After Canada’s biggest banks finished reporting their fiscal second-quarter earnings earlier in the week, two of the smaller players – Canadian Western Bank and Laurentian Bank of Canada – stepped up to the plate on Thursday, with mixed results. Both hiked their dividends, but Canadian Western emerged as the clear favourite among analysts, and not only because it beat earnings expectations.
Analysts at both TD Newcrest and Desjardins Securities maintained their “buy” recommendations on the stock, but raised their 12-month price targets by a buck. TD’s Jason Bilodeau raised his target to $34, while Desjardin’s Michael Goldberg raised his to $36.

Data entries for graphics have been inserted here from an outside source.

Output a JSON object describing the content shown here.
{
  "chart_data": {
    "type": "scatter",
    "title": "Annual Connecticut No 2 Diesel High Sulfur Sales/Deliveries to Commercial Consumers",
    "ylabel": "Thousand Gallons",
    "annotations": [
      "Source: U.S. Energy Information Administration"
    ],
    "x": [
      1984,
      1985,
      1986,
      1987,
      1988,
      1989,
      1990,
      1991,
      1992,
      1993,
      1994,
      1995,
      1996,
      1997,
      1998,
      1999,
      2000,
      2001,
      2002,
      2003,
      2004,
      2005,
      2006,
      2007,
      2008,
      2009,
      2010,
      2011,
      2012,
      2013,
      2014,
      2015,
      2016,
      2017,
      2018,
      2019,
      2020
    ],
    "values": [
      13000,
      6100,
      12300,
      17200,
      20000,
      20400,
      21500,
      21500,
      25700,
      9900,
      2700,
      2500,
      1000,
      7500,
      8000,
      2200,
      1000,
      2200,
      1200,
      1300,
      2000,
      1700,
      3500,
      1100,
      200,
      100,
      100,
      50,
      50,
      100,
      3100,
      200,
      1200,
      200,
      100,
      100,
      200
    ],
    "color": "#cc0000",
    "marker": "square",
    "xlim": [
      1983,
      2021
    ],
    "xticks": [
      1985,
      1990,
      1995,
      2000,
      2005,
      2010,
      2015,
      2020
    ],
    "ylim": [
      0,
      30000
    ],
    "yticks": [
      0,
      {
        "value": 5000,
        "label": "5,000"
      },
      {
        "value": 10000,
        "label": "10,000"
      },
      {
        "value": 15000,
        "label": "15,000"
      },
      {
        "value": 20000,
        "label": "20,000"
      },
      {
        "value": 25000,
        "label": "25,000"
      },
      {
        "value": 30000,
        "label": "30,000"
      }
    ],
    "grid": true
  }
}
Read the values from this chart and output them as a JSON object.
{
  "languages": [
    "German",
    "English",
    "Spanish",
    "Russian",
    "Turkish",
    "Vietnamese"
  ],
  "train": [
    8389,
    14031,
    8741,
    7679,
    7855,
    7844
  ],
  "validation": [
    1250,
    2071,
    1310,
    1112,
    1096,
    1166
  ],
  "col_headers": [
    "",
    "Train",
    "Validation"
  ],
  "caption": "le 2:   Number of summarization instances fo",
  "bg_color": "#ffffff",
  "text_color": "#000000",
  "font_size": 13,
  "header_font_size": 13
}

“With $2-trillion of potential capital spending in Western Canada expected over time, prospects for CWB’s growth remain very buoyant,” Mr. Goldberg said in a note. “Not only is CWB in the right place to benefit from this growth, but its execution has been strong over time.”
“Because of the robust growth in Western Canada, competitive pressures may be reduced,” he continued. “More importantly, because CWB does not compete head on with the major banks in much of its business, it is also less affected by competition.”
Laurentian didn’t get such a rave review after it missed earnings expectations, a result that sent its shares down 4.1 per cent on Thursday. Mr. Goldberg, who held his target price unchanged at $57.50, noted that the bank is showing that it is vulnerable to competition with the bigger banks. The bank’s operating expenses rose and its margins narrowed, which led to a year-over-year decline in operating profit.
Mr. Bilodeau trimmed his target price on the stock to $56 from $57.
“We still think Laurentian has made good progress over the past one to two years and has focused on some niche markets/products, which has helped produce good growth off a small base, supporting an improved ROE and productivity,” he said.
“That said, the last two quarters have been weak/mixed in our view and it is less clear to us how the bank delivers continued improvement in what appears to be an increasingly soft domestic market.”